ASSOCIATED PRESS
“Avatar” lovers Neytiri (left) and Jake are voiced by Zoe Saldana and Sam Worthington respectively.LOS ANGELES
A colossal budget, visionary technology and a down-to-the-wire workload on a film whose fortunes are a real question mark.
James Cameron has been there before on little ditties called “Terminator 2: Judgment Day” and “Titanic.” In case anyone has forgotten how that worked out for him, “Titanic” stacked up 11 Academy Awards, best picture and director among them, and a record $1.8 billion worldwide at the box office.
This time, Mr. Cameron’s vision is riding on “Avatar,” a science-fiction epic aiming to push the bounds of digital filmmaking and 3-D presentation into the heavens, with a reported price tag well in excess of the $200 million spent to make “Titanic.”
Will audiences come along? Mr. Cameron thinks so.
“It’s hard for me to imagine that, short of some massive marketing debacle, that it’s not going to work for people. I mean, we may not have a kind of slam-dunk opening weekend that settles the whole case. I don’t think the case is going to be settled until week two or maybe week three,” Mr. Cameron said in an interview days after completing “Avatar,” just in time for its worldwide blowout Dec. 18.

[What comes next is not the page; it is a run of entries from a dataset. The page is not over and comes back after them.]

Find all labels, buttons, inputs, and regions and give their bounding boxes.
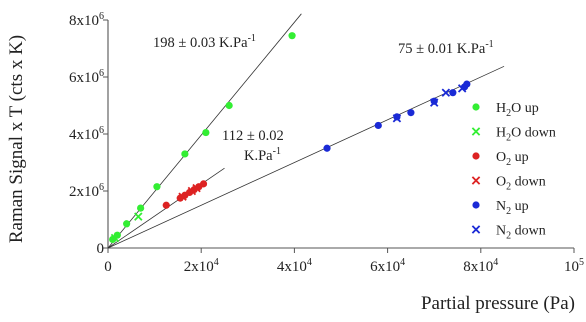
data-point — [441, 88, 451, 97]
data-point — [202, 128, 210, 137]
legend-label: H2O up — [496, 101, 539, 119]
legend-label: O2 down — [496, 175, 546, 193]
data-point — [457, 84, 467, 93]
data-point — [472, 201, 480, 209]
x-tick-label: 105 — [564, 257, 584, 275]
legend-label: O2 up — [496, 150, 529, 168]
axes: 0 2x104 4x104 6x104 8x104 105 0 2x106 4x106 6x106… — [69, 11, 584, 275]
x-tick-label: 6x104 — [370, 257, 405, 275]
data-point — [392, 114, 402, 123]
legend-label: N2 down — [496, 224, 546, 242]
data-point — [472, 103, 480, 111]
data-point — [471, 225, 481, 234]
data-point — [178, 192, 187, 201]
data-point — [471, 176, 481, 185]
data-point — [181, 150, 189, 158]
data-point — [449, 89, 457, 97]
legend-item: N2 down — [471, 224, 546, 242]
data-point — [288, 32, 296, 40]
data-point — [153, 183, 161, 191]
data-point — [162, 201, 170, 209]
data-point — [393, 113, 401, 121]
slope-annotation: K.Pa-1 — [244, 146, 281, 164]
legend: H2O up H2O down O2 up O2 down N2 up N2 down — [471, 101, 556, 242]
legend-item: N2 up — [472, 199, 529, 217]
fit-line — [107, 65, 505, 249]
y-tick-label: 6x106 — [69, 68, 104, 86]
x-axis-title: Partial pressure (Pa) — [421, 293, 575, 314]
y-tick-label: 0 — [97, 241, 105, 257]
data-point — [187, 186, 197, 196]
legend-label: H2O down — [496, 126, 556, 144]
y-tick-label: 2x106 — [69, 182, 104, 200]
data-point — [407, 109, 415, 117]
legend-item: H2O up — [472, 101, 539, 119]
data-point — [225, 101, 233, 110]
data-point — [192, 183, 201, 193]
data-point — [137, 204, 145, 212]
x-tick-label: 0 — [104, 259, 112, 275]
legend-label: N2 up — [496, 199, 529, 217]
slope-annotation: 198 ± 0.03 K.Pa-1 — [153, 33, 256, 51]
data-point — [110, 233, 120, 243]
data-point — [471, 127, 481, 136]
data-point — [199, 180, 208, 188]
legend-item: O2 up — [472, 150, 529, 168]
y-tick-label: 4x106 — [69, 125, 104, 143]
slope-annotation: 112 ± 0.02 — [222, 128, 284, 144]
data-points — [109, 32, 471, 244]
data-point — [472, 152, 480, 160]
data-point — [123, 220, 131, 228]
data-point — [374, 121, 382, 130]
data-point — [429, 98, 439, 107]
x-tick-label: 2x104 — [184, 257, 219, 275]
data-point — [134, 212, 143, 221]
data-point — [323, 144, 331, 152]
y-tick-label: 8x106 — [69, 11, 104, 29]
legend-item: H2O down — [471, 126, 556, 144]
data-point — [430, 97, 438, 105]
legend-item: O2 down — [471, 175, 546, 193]
x-tick-label: 4x104 — [277, 257, 312, 275]
y-axis-title: Raman Signal x T (cts x K) — [6, 35, 27, 243]
slope-annotation: 75 ± 0.01 K.Pa-1 — [398, 39, 494, 57]
x-tick-label: 8x104 — [463, 257, 498, 275]
slope-annotations: 198 ± 0.03 K.Pa-1 112 ± 0.02 K.Pa-1 75 ± 0.… — [153, 33, 494, 164]
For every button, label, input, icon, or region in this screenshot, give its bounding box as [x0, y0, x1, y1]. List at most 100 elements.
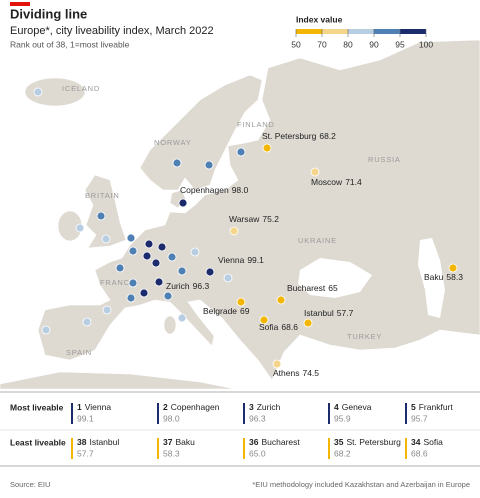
city-value: 96.3 — [193, 281, 210, 291]
city-dot — [144, 239, 154, 249]
city-dot — [154, 277, 164, 287]
city-value: 75.2 — [262, 214, 279, 224]
group-label: Least liveable — [10, 437, 66, 447]
region-label: ICELAND — [62, 84, 100, 93]
city-label: Zurich 96.3 — [166, 281, 209, 291]
entry: 37 Baku — [163, 437, 195, 447]
city-value: 68.6 — [281, 322, 298, 332]
entry-value: 58.3 — [163, 448, 180, 458]
city-label: Moscow 71.4 — [311, 177, 362, 187]
entry: 4 Geneva — [334, 402, 372, 412]
city-dot — [157, 242, 167, 252]
entry-value: 95.9 — [334, 413, 351, 423]
subtitle: Europe*, city liveability index, March 2… — [10, 25, 214, 37]
entry: 5 Frankfurt — [411, 402, 453, 412]
entry-value: 96.3 — [249, 413, 266, 423]
city: Istanbul — [89, 437, 119, 447]
region-label: TURKEY — [347, 332, 382, 341]
city-dot — [205, 267, 215, 277]
entry-value: 57.7 — [77, 448, 94, 458]
entry-value: 68.2 — [334, 448, 351, 458]
legend-tick-label: 70 — [317, 39, 327, 49]
city-label: Athens 74.5 — [273, 368, 319, 378]
city-dot — [128, 278, 138, 288]
legend-swatch — [374, 29, 400, 34]
rank: 37 — [163, 437, 173, 447]
city-name: Copenhagen — [180, 185, 229, 195]
city-value: 99.1 — [247, 255, 264, 265]
city-dot — [126, 293, 136, 303]
city-name: Vienna — [218, 255, 245, 265]
city-dot — [303, 318, 313, 328]
city-dot — [41, 325, 51, 335]
region-label: NORWAY — [154, 138, 192, 147]
rank: 38 — [77, 437, 87, 447]
city-name: Zurich — [166, 281, 190, 291]
city-label: Warsaw 75.2 — [229, 214, 279, 224]
scandinavia — [139, 74, 263, 191]
region-label: SPAIN — [66, 348, 92, 357]
city-dot — [96, 211, 106, 221]
city-value: 68.2 — [319, 131, 336, 141]
note: Rank out of 38, 1=most liveable — [10, 39, 130, 49]
city-dot — [190, 247, 200, 257]
city-name: Athens — [273, 368, 299, 378]
city-label: Copenhagen 98.0 — [180, 185, 249, 195]
city-name: St. Petersburg — [262, 131, 317, 141]
city-name: Sofia — [259, 322, 279, 332]
city-label: Baku 58.3 — [424, 272, 463, 282]
city: Copenhagen — [171, 402, 220, 412]
city-dot — [82, 317, 92, 327]
city: St. Petersburg — [346, 437, 401, 447]
rank: 5 — [411, 402, 416, 412]
entry-value: 65.0 — [249, 448, 266, 458]
region-label: FINLAND — [237, 120, 275, 129]
map — [0, 39, 480, 390]
rank: 35 — [334, 437, 344, 447]
entry-value: 99.1 — [77, 413, 94, 423]
legend: Index value 50 70 80 90 95 100 — [291, 14, 433, 49]
city-dot — [204, 160, 214, 170]
city-dot — [167, 252, 177, 262]
title: Dividing line — [10, 6, 87, 21]
caspian-sea — [418, 238, 445, 318]
city-dot — [151, 258, 161, 268]
city-dot — [128, 246, 138, 256]
legend-swatch — [400, 29, 426, 34]
rank: 4 — [334, 402, 339, 412]
legend-tick-label: 90 — [369, 39, 379, 49]
legend-tick-label: 80 — [343, 39, 353, 49]
city-dot — [178, 198, 188, 208]
entry-value: 68.6 — [411, 448, 428, 458]
city-dot — [102, 305, 112, 315]
legend-tick-label: 100 — [419, 39, 433, 49]
city-dot — [272, 359, 282, 369]
city-dot — [229, 226, 239, 236]
city: Baku — [175, 437, 195, 447]
entry: 35 St. Petersburg — [334, 437, 401, 447]
entry: 1 Vienna — [77, 402, 111, 412]
sardinia — [163, 315, 177, 335]
city-dot — [276, 295, 286, 305]
rank: 3 — [249, 402, 254, 412]
city-label: Istanbul 57.7 — [304, 308, 354, 318]
black-sea — [298, 258, 372, 298]
footnote: *EIU methodology included Kazakhstan and… — [252, 480, 470, 489]
iceland — [24, 77, 86, 107]
rank: 34 — [411, 437, 421, 447]
city-label: Vienna 99.1 — [218, 255, 264, 265]
city: Frankfurt — [419, 402, 454, 412]
city: Geneva — [342, 402, 372, 412]
city-dot — [142, 251, 152, 261]
city-name: Moscow — [311, 177, 343, 187]
group-label: Most liveable — [10, 402, 64, 412]
city-dot — [126, 233, 136, 243]
entry-value: 95.7 — [411, 413, 428, 423]
source: Source: EIU — [10, 480, 50, 489]
city-dot — [115, 263, 125, 273]
city-dot — [177, 313, 187, 323]
region-label: UKRAINE — [298, 236, 337, 245]
region-label: FRANCE — [100, 278, 136, 287]
city-value: 74.5 — [302, 368, 319, 378]
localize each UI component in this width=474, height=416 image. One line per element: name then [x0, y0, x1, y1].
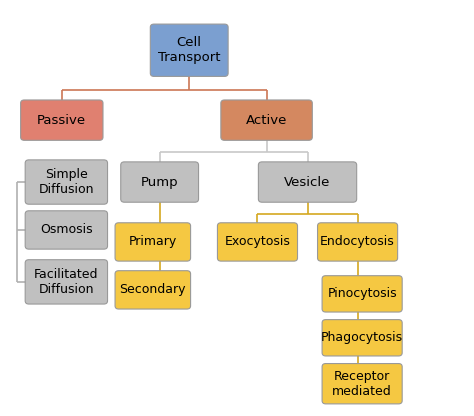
FancyBboxPatch shape — [322, 276, 402, 312]
Text: Primary: Primary — [129, 235, 177, 248]
FancyBboxPatch shape — [218, 223, 298, 261]
FancyBboxPatch shape — [25, 211, 108, 249]
Text: Pinocytosis: Pinocytosis — [328, 287, 397, 300]
Text: Active: Active — [246, 114, 287, 126]
FancyBboxPatch shape — [121, 162, 199, 202]
Text: Endocytosis: Endocytosis — [320, 235, 395, 248]
Text: Exocytosis: Exocytosis — [225, 235, 291, 248]
FancyBboxPatch shape — [21, 100, 103, 140]
Text: Vesicle: Vesicle — [284, 176, 331, 188]
Text: Osmosis: Osmosis — [40, 223, 93, 236]
Text: Phagocytosis: Phagocytosis — [321, 331, 403, 344]
FancyBboxPatch shape — [258, 162, 356, 202]
Text: Receptor
mediated: Receptor mediated — [332, 370, 392, 398]
Text: Facilitated
Diffusion: Facilitated Diffusion — [34, 268, 99, 296]
FancyBboxPatch shape — [115, 271, 191, 309]
FancyBboxPatch shape — [25, 160, 108, 204]
FancyBboxPatch shape — [322, 364, 402, 404]
FancyBboxPatch shape — [318, 223, 398, 261]
FancyBboxPatch shape — [150, 24, 228, 77]
FancyBboxPatch shape — [221, 100, 312, 140]
Text: Simple
Diffusion: Simple Diffusion — [38, 168, 94, 196]
Text: Cell
Transport: Cell Transport — [158, 36, 220, 64]
Text: Passive: Passive — [37, 114, 86, 126]
Text: Pump: Pump — [141, 176, 178, 188]
FancyBboxPatch shape — [115, 223, 191, 261]
FancyBboxPatch shape — [322, 319, 402, 356]
Text: Secondary: Secondary — [119, 283, 186, 296]
FancyBboxPatch shape — [25, 260, 108, 304]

“Let’s face it. It wasn’t settled on ‘Titanic’ till week 10. ‘Titanic’ was the number one picture for 16 weeks. I don’t expect that kind of performance out of ‘Avatar.”’
Mr. Cameron will not divulge what he expects out of “Avatar,” wisecracking that “if we announce the sequel, then we hit the number.”
Mr. Cameron’s reputation and a mammoth marketing push by distributor 20th Century Fox virtually guarantee hit status for “Avatar.” Still, in this blockbuster age, there are hits and there are hits. The question is whether “Avatar” can climb to the $300 million or $400 million level of such franchises as “Star Wars,” “The Lord of the Rings” and “Spider-Man.”
Some factors in its favor:
m Science-fiction and fantasy have gone mainstream in a huge way since Mr. Cameron’s last foray in the field.
m Now that cartoon hits have built a fan appetite for digital 3-D films, “Avatar” is Hollywood’s big test for the future of live-action movies in three dimensions. “Avatar” in 3-D will bring in about $4 to $5 a ticket more than the 2-D version.
m Mr. Cameron is a franchise unto himself, a digital-effects trailblazer who always dazzles, even when he doesn’t score a runaway hit (“The Abyss”).
Some factors against it:
m Set in the 22nd century, “Avatar” is not based on a literary work, a comic book, a TV show, a theme-park ride or a toy. Mr. Cameron is asking audiences to turn up for something entirely unfamiliar.